Ronl Paul também conquistou a maioria dos votos dos eleitores que se identificavam como “independentes” (de acordo com os números da ABC, 6 em 10 eleitores de Ron Paul dizem que não são republicanos), e dividiu com Rick Santorum a votação dos eleitores evangélicos – ou seja, o eleitorado que se afirma como mais conservador ainda não se fixou num candidato, e divide a sua preferência consoante esteja mais atento às chamadas “questões sociais” ou aos temas de economia e política externa.
Outro aspecto interessante revelado pelas sondagens: dois terços dos participantes nos caucus identificaram-se como simpatizantes do movimento anti-governo Tea Party, e o candidato em que menos votaram foi Mitt Romney.

No entanto, uma palavra de precaução. Os números do Iowa fornecem pistas mas não devem ser extrapolados para a realidade nacional. Apenas uma minoria de eleitores participa nos caucus, e a noite passada não foi excepção. Do total de eleitores registados, só 120 mil saíram de casa para manifestar a sua preferência. Na eleição de 2008, a adesão aos caucus ficou nos 118 mil eleitores. Ainda assim, pode argumentar-se que o envolvimento da população é francamente maior agora: em 1996, a última vez que os republicanos escolheram um candidato para tentar derrotar um Presidente democrata (o antigo senador do Kansas Bob Dole contra Bill Clinton), foram 90 mil eleitores do caucus.

O Iowa vai enviar 28 delegados à Convenção Nacional Republicana de Tampa, na Florida.
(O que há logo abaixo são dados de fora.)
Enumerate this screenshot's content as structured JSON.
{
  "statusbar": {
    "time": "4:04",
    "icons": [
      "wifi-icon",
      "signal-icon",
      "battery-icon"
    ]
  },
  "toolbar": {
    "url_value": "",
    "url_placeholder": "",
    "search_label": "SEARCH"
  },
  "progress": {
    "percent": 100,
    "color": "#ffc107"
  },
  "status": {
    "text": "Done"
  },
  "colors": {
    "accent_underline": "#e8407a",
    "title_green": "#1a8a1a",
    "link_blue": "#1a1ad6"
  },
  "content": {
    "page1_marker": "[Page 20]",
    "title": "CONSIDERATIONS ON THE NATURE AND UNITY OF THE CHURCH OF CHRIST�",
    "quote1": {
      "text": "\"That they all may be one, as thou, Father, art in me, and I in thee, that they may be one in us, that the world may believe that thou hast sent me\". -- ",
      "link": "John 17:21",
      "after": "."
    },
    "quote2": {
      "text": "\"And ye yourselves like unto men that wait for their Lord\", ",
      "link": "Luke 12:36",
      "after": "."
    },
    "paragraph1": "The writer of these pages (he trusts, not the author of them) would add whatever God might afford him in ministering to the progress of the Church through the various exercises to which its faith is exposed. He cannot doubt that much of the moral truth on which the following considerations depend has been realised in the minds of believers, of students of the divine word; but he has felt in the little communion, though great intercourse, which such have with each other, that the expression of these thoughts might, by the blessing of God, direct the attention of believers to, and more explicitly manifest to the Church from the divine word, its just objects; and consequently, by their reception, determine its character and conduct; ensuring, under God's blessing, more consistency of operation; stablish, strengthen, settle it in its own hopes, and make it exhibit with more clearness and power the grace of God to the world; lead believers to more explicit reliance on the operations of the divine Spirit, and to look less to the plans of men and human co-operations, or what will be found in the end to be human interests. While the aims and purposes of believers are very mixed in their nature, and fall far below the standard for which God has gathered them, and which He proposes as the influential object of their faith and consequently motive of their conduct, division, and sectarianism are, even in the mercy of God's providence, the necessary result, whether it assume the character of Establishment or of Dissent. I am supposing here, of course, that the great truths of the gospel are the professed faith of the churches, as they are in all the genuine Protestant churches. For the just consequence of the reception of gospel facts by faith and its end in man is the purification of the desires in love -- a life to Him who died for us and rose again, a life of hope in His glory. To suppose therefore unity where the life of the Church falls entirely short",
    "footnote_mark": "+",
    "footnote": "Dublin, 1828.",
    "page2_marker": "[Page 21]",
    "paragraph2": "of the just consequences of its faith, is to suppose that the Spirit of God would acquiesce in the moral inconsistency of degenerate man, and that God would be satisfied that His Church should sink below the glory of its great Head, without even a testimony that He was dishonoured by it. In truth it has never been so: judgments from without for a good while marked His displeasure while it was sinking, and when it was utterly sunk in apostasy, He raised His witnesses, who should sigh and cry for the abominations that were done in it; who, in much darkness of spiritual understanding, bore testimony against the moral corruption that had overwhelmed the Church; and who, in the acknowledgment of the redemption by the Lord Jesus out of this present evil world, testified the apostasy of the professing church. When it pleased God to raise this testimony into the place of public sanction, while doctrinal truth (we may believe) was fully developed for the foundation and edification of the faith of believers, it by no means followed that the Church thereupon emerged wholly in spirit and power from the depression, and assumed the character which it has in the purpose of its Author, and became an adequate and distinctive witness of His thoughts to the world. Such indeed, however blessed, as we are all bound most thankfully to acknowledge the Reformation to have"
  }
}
De acordo com o regulamento eleitoral do estado, esses delegados não estão comprometidos com nenhuma candidatura, pelo que teoricamente poderão depositar o seu voto em qualquer concorrente que se apresente à nomeação na Convenção. Porém, não há tradição de “convenções divididas” no Partido Republicano – a aplicação do método “winner takes all” na distribuição dos delegados das primárias garante que estes eventos sejam festas de coroação/aclamação do candidato com mais vitórias.